= Richard Blackburne =

Richard Blackburne M.D. F.R.C.P. (b. 1652) was an English physician and writer.

== Early life ==
Blackburne was born in London in 1652, and was educated at Trinity College, Cambridge, where he took his degree of B.A. in 1669. ‘ He entered on the physic line at Leyden University, 23 May 1676, at age 24. He graduated with doctor of medicine there, where his thesis was published as ‘Disputatio medica inauguralis de Sanguificatione,' &c., 8vo, Lugduni Batavorum, 1676.

== Career ==
Around 1681 Dr. Blackburne co-operated with John Aubrey, who wrote that he was ‘one of the College of Physicians, and practiseth yearly at Tunbridge Wells,’ to publicise the chalybeate springs for their curative properties. The springs were discovered by Aubrey in 1666 at Seend near Devizes. Dr. Blackburne declared them ‘to be of the nature and virtue of those at Tunbridge, and altogether as good;’ but ‘it was about 1688 before they became to be frequented’. Blackburne was admitted as an honorary fellow of the Royal College of Physicians of London, 25 June 1685. He was created a fellow of the college by the charter of King James II. He was admitted at the extraordinary comitia of 12 April 1687, and was censor in 1688.

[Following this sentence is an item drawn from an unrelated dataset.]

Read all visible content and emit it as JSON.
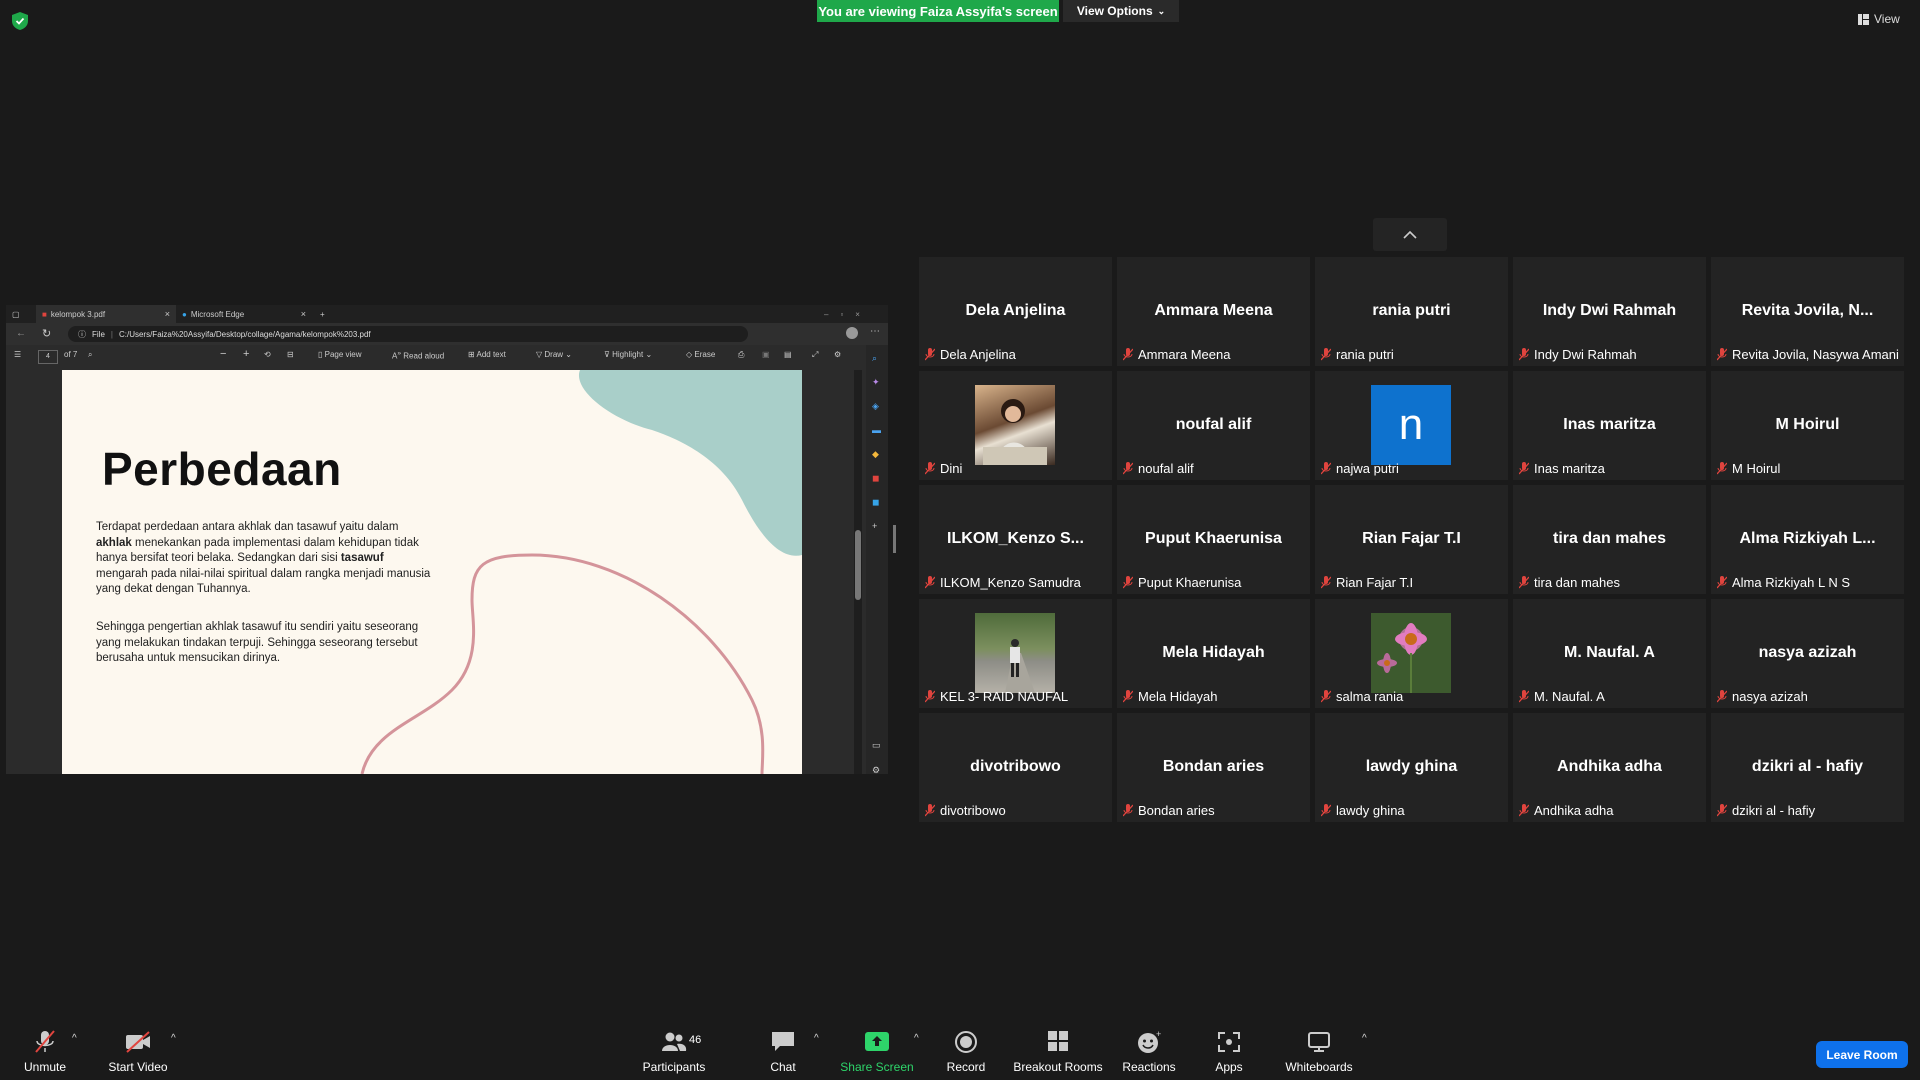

Blackburne admired Thomas Hobbes, and it is probable that he wrote the short Latin memoir sometimes attributed to Hobbes himself, entitled Thomæ Hobbes Angli Malmesburiensis Philosophi Vita. This was also attributed to Ralph Bathurst, dean of Bath. Blackburne certainly wrote a Latin supplement to it, entitled Vitae Hobbianie Auctarium, the first sentence of which supplies the chief evidence of his authorship of the ‘Life.’ Both these works were apparently derived from a larger and fuller ‘Life’ manuscript written in English by Aubrey, and used with his knowledge and consent, and possibly with the assistance of Hobbes himself. The ‘Vita,' the ‘Auctarium,’ and the autobiographic Latin verses, ‘Thomæ Hobbes Malmesburiensis Vita Carmine expressa, Authore Seipso,’ were issued together in a volume inscribed to William, earl of Devonshire, and bearing on its title-page the mystifying imprint ‘Carolopoli: Apud Eleutherium Anglicum sub signo Veritatis, MDCLXXXI.' The penultimate page gives the place of production, ‘Londini: Apud Guil. Cooke, ad Insigne Viridis Draconis juxta portam vulgò dictam Temple Bar.' These productions form the basis of the ‘Life’ prefixed to the first collection of The Moral and Political Works of Thomas Hobbes of Malmesbury, &c., fol. London, 1750.